2020夏季千葉県高等学校野球大会 あの瞬間を捉えた写真も多数

車に店員乗せ大捕物 2キロ追い掛け万引犯逮捕 東金署、市原の夫婦に感謝状

白昼の大捕物を制し、感謝状を贈られる大沢さん夫妻=3日、東金署
白昼の大捕物を制し、感謝状を贈られる大沢さん夫妻=3日、東金署

 万引犯を追う店員をドライブ中に見つけ、自分の車に乗せて一緒に追跡し取り押さえた市原市の大沢幸治さん(66)、恵美子さん(65)夫妻に、東金署は3日、署長感謝状を贈った。野球で鍛えた身長180センチ、体重92キロの自慢の体格と持ち前の正義感がお手柄につながった。幸治さんは「アドレナリンが全身に吹き出した」とおどけながら当時を振り返った。

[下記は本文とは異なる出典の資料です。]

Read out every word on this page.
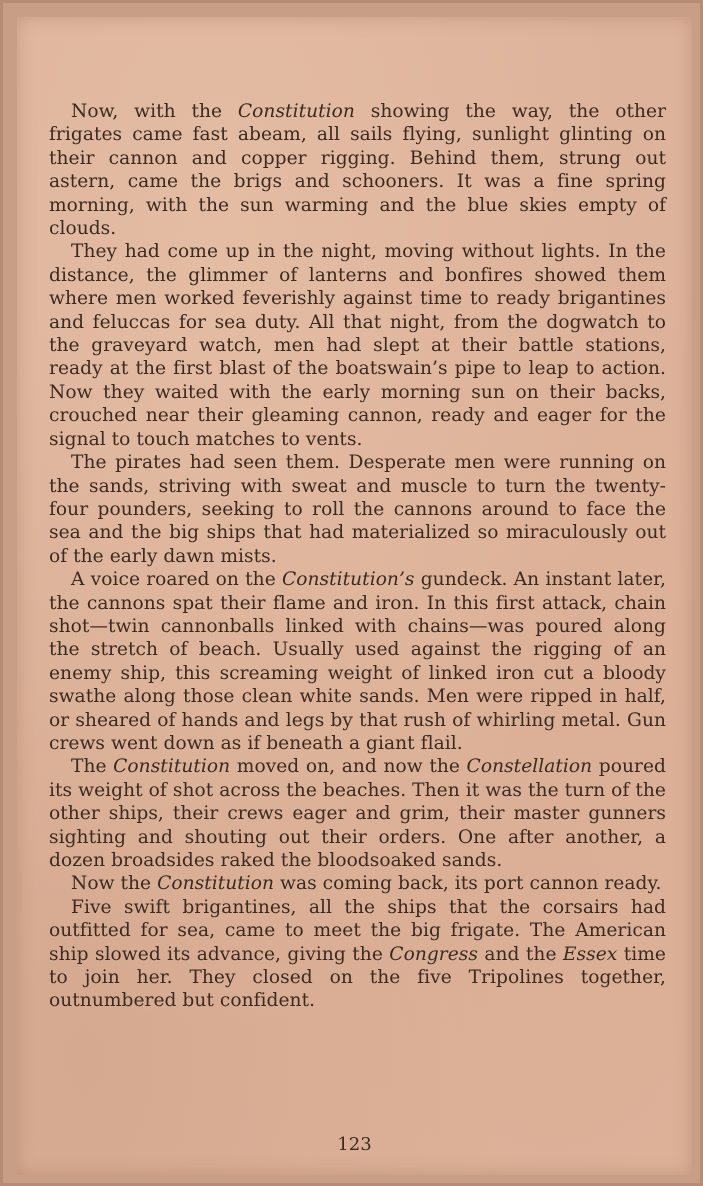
Now, with the Constitution showing the way, the other frigates came fast abeam, all sails flying, sunlight glinting on their cannon and copper rigging. Behind them, strung out astern, came the brigs and schooners. It was a fine spring morning, with the sun warming and the blue skies empty of clouds.

They had come up in the night, moving without lights. In the distance, the glimmer of lanterns and bonfires showed them where men worked feverishly against time to ready brigantines and feluccas for sea duty. All that night, from the dogwatch to the graveyard watch, men had slept at their battle stations, ready at the first blast of the boatswain’s pipe to leap to action. Now they waited with the early morning sun on their backs, crouched near their gleaming cannon, ready and eager for the signal to touch matches to vents.

The pirates had seen them. Desperate men were running on the sands, striving with sweat and muscle to turn the twenty-four pounders, seeking to roll the cannons around to face the sea and the big ships that had materialized so miraculously out of the early dawn mists.

A voice roared on the Constitution’s gundeck. An instant later, the cannons spat their flame and iron. In this first attack, chain shot—twin cannonballs linked with chains—was poured along the stretch of beach. Usually used against the rigging of an enemy ship, this screaming weight of linked iron cut a bloody swathe along those clean white sands. Men were ripped in half, or sheared of hands and legs by that rush of whirling metal. Gun crews went down as if beneath a giant flail.

The Constitution moved on, and now the Constellation poured its weight of shot across the beaches. Then it was the turn of the other ships, their crews eager and grim, their master gunners sighting and shouting out their orders. One after another, a dozen broadsides raked the bloodsoaked sands.

Now the Constitution was coming back, its port cannon ready.

Five swift brigantines, all the ships that the corsairs had outfitted for sea, came to meet the big frigate. The American ship slowed its advance, giving the Congress and the Essex time to join her. They closed on the five Tripolines together, outnumbered but confident.

123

 一連の追跡劇の発端は9月24日午後、東金市内の眼鏡店で発生した万引事件だった。客の男(41)が商品の眼鏡(販売価格8500円)を掛けたまま店外に出て自転車で逃走。目撃した店員が走って追い掛けていたところに、夫妻が軽自動車で通り掛かった。

 スーツ姿に鬼の形相で街中を全力疾走する店員の姿に、幸治さんは「おかしいな」とただならぬものを感じた。車を寄せて声を掛けると店員は「泥棒です」と息を切らせ、先を行く自転車を指さした。必死に追うも次第に距離が開いていく状況に幸治さんは「瞬間的にスイッチが入った」という。助手席に店員を乗せ、追跡を始めた。

 犯人は眼鏡を掛けたまま市街地を右へ左へくねくねと逃走し、国道を越え水田の農道へ。そこで幸治さんが車ごと前に回り込み経路をふさぎ、店員と2人で取り押さえた。追跡距離は約2キロに及んだ。

 実は、幸治さんがこうして犯人を捕まえるのは3回目という。格闘技にも明るく「腕っ節には自信があった」という。そんな夫を恵美子さんは「正義感が強い性格」と少し心配そうに見つめる。「(年齢を考慮し)さすがに今度はやめさせます」と冗談っぽく笑った。

 同署刑事課担当者も「こんな事例は初めて」と夫妻の捕物劇に舌を巻く。右田和実署長は「勇気ある行動が地域の安心安全につながった」とねぎらった。